Though not a surprise, the news will anger poor countries that say the rich are reneging on pledges made 14 years ago when the protocol was signed.
They see the protocol as the only way to make emission cuts legally binding.
Also on the first day of the UN climate summit in South Africa, the UK was criticised over support for tar sands.
In the main conference hall, delegates heard South African President Jacob Zuma call for meaningful progress.
"For most people in the developing world and Africa, climate change is a matter of life and death," he said.
"In these talks, states, parties will need to look beyond their national interests to find a global solution for the common good and benefit of all humanity."
The very differing interpretations of "national interests" did not take long to surface.
Canada declared four years ago that it did not intend to meet its existing Kyoto Protocol commitment - to bring annual emissions in the period 2008-12 down by 6% from their 1990 level.
They have in fact risen by about one-third since 1990.
And just a few hours after talks began in the Durban conference hall, Canadian environment minister Peter Kent was confirming to reporters in the capital Ottawa that its involvement with Kyoto was over.
"We will not make a second commitment to Kyoto," he said. "We don't need a binding convention."
Since the election of Stephen Harper's Conservative government in 2006, Canada has sought to align its stance with its most important trading partner, the US.
It fears that its economy would suffer if it took on stronger curbs than its southern neighbour.
Canadian network CTV reported that the government would begin formally withdrawing from the protocol next month.
Mr Kent declined to comment.
But with 12 months notice needed to withdraw, and the current set of targets expiring at the end of next year, the timescale for a formal secession would make sense and would then put Canada in the same bracket formally as the US, which withdrew under President George W Bush.
Russia and Japan have also said they will not make further emission cuts under the protocol, though it is not known whether they plan formally to withdraw.
In Durban, the US deputy climate negotiator Jonathan Pershing said he did not see existing pledges on curbing emissions by 2020 changing.
"The idea that countries would change their current pledges that they listed in the Cancun agreements [from last year's summit in Mexico] seems unlikely to me," he told reporters.
"I don't see the major economies shifting those actions."
At a meeting of the Major Economies Forum (MEF) earlier this month - the body that brings together 17 of the world's biggest greenhouse gas emitters - India and Brazil joined the US in wanting to delay beginning talks on a new global climate agreement until at least 2015.
The EU and many smaller developing states want to reach agreement in Durban on starting talks pretty much immediately, reaching agreement by 2015 and cutting emissions by 2020.
Reports by numerous organisations, most recently the International Energy Agency, have concluded that in order to meet the goal of keeping global average temperature rise since pre-industrial times below 2C, emissions should peak and begin to fall around 2020, if not earlier.
The current pledges to which Mr Pershing referred will not achieve this.
Speaking for the Alliance of Small Island States (Aosis), Barbadian delegate Selwyn Hart said his group was not prepared to contemplate delay.
"At the heart of any agreement should be the principle that no country is expendable," he said.
"It's morally and ethically indefensible to sign an agreement that will result in the demise of a single nation state.

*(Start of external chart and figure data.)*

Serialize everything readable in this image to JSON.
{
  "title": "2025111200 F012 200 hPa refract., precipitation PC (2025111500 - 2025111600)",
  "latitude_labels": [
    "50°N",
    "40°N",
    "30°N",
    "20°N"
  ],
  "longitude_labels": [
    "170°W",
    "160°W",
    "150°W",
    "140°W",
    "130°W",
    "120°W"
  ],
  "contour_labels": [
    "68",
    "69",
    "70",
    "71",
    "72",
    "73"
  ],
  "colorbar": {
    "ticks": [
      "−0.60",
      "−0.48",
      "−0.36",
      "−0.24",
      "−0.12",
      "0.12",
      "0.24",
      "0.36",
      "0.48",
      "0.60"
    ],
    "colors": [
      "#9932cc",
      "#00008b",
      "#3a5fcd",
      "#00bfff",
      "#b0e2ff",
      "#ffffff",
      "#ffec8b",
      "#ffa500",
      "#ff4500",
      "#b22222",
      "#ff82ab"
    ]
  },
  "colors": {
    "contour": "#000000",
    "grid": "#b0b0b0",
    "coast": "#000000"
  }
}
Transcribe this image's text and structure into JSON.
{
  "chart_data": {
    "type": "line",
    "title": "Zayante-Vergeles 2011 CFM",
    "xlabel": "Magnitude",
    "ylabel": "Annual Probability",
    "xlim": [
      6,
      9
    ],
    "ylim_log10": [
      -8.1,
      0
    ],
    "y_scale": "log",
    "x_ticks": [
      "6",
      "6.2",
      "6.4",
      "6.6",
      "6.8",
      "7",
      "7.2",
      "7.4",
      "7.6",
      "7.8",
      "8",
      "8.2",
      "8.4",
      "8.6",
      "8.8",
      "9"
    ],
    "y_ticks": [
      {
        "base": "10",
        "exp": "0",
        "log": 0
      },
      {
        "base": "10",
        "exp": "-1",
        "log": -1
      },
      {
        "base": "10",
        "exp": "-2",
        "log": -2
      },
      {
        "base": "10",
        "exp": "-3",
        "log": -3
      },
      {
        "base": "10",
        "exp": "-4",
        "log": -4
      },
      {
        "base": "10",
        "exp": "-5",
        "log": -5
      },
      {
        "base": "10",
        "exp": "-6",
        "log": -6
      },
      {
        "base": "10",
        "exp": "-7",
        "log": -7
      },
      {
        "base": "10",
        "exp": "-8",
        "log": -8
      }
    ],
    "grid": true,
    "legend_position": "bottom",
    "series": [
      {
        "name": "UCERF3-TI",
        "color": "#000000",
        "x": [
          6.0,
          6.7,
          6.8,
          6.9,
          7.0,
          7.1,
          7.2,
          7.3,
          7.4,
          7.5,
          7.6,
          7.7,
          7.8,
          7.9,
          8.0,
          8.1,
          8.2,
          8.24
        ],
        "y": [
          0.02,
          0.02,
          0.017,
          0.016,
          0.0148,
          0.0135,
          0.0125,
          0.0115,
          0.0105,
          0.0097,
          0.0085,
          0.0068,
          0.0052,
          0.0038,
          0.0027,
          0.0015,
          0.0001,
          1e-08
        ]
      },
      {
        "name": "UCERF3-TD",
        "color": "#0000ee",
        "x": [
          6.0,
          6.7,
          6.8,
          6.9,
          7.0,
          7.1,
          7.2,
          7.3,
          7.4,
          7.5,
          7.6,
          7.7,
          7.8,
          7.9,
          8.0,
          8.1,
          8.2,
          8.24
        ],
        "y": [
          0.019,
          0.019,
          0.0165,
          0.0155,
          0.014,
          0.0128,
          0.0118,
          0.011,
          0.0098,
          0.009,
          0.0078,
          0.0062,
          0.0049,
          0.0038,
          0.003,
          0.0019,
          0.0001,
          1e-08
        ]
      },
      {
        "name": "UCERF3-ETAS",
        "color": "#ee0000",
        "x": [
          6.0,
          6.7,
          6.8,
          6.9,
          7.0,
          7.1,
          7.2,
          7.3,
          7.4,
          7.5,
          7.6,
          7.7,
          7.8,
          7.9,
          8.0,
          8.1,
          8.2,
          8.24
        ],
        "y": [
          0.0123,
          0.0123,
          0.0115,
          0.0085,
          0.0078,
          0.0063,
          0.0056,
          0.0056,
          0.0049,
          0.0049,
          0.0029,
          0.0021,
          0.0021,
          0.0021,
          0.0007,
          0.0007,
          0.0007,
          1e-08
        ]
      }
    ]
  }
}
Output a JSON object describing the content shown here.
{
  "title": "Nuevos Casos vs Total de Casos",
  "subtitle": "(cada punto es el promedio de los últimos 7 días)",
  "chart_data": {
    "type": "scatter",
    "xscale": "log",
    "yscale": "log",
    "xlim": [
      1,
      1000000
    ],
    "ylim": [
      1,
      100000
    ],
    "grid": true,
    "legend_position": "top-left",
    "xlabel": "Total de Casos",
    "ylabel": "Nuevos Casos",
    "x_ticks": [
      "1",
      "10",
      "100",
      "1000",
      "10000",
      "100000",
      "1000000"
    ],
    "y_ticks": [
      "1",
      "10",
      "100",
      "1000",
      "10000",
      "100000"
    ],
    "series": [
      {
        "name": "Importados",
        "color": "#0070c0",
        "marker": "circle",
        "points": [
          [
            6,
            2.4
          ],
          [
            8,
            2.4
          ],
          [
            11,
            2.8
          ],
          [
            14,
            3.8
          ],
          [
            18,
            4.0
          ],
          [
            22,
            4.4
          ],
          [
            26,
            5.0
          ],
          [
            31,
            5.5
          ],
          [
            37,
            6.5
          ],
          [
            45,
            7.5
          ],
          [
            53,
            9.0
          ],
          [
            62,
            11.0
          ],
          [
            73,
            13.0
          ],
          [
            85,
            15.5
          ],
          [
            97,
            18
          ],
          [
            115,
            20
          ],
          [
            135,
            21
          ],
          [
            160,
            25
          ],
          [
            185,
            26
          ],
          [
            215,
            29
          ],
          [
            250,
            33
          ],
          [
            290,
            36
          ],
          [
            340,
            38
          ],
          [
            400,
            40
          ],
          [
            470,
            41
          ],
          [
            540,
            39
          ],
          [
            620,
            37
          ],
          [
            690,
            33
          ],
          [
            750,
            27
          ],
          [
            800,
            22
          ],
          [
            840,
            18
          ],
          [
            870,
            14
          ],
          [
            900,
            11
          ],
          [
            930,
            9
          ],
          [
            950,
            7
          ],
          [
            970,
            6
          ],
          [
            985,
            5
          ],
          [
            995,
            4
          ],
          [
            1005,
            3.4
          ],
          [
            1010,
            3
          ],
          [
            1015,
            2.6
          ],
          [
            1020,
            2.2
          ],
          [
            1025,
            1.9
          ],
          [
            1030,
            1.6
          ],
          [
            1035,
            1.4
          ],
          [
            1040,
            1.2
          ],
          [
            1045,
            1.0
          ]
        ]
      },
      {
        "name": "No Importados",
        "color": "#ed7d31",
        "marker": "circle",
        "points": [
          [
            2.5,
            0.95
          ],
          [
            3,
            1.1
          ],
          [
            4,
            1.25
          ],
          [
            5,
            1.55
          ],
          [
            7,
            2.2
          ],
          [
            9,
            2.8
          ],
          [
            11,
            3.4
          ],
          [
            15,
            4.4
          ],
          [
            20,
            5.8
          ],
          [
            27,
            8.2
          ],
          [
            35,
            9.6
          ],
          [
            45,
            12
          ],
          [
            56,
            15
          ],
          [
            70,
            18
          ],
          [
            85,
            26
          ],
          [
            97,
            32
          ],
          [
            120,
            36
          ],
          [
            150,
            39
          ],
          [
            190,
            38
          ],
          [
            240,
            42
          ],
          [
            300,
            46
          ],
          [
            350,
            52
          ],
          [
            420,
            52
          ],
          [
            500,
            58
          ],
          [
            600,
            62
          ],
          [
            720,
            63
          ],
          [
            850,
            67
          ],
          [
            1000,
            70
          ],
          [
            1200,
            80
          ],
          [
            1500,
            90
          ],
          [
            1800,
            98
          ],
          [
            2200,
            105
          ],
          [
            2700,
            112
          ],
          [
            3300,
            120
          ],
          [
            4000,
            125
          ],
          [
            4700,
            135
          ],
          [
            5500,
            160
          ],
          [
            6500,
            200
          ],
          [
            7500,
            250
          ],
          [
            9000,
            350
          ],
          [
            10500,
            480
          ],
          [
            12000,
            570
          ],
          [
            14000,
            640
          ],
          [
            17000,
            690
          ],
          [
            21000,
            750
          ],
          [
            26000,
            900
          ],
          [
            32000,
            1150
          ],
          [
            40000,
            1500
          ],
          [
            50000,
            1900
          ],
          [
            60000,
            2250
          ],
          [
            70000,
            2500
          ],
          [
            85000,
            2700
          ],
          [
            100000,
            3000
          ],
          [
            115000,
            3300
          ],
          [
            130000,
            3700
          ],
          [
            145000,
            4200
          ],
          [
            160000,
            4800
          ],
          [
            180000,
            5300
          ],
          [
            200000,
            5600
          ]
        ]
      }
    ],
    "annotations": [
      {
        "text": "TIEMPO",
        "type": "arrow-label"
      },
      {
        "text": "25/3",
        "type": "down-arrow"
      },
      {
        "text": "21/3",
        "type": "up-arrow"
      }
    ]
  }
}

The consequence for some of the islands will be extinction."
The UK, meanwhile, received one of the unwanted "Fossil of the Day" awards from a coalition of campaign groups.
They were angered by reports, deriving from a Freedom of Information (FoI) request by the Co-operative, that the UK has been lobbying to weaken EU rules on oil from Canadian tar sands.
Extracting oil from the tar deposits that spread across Canada's prairie provinces is much more energy-intensive than conventional oil drilling, and also uses huge amounts of water.
Some climate scientists say exploiting the reserves is simply incompatible with curbing global warming.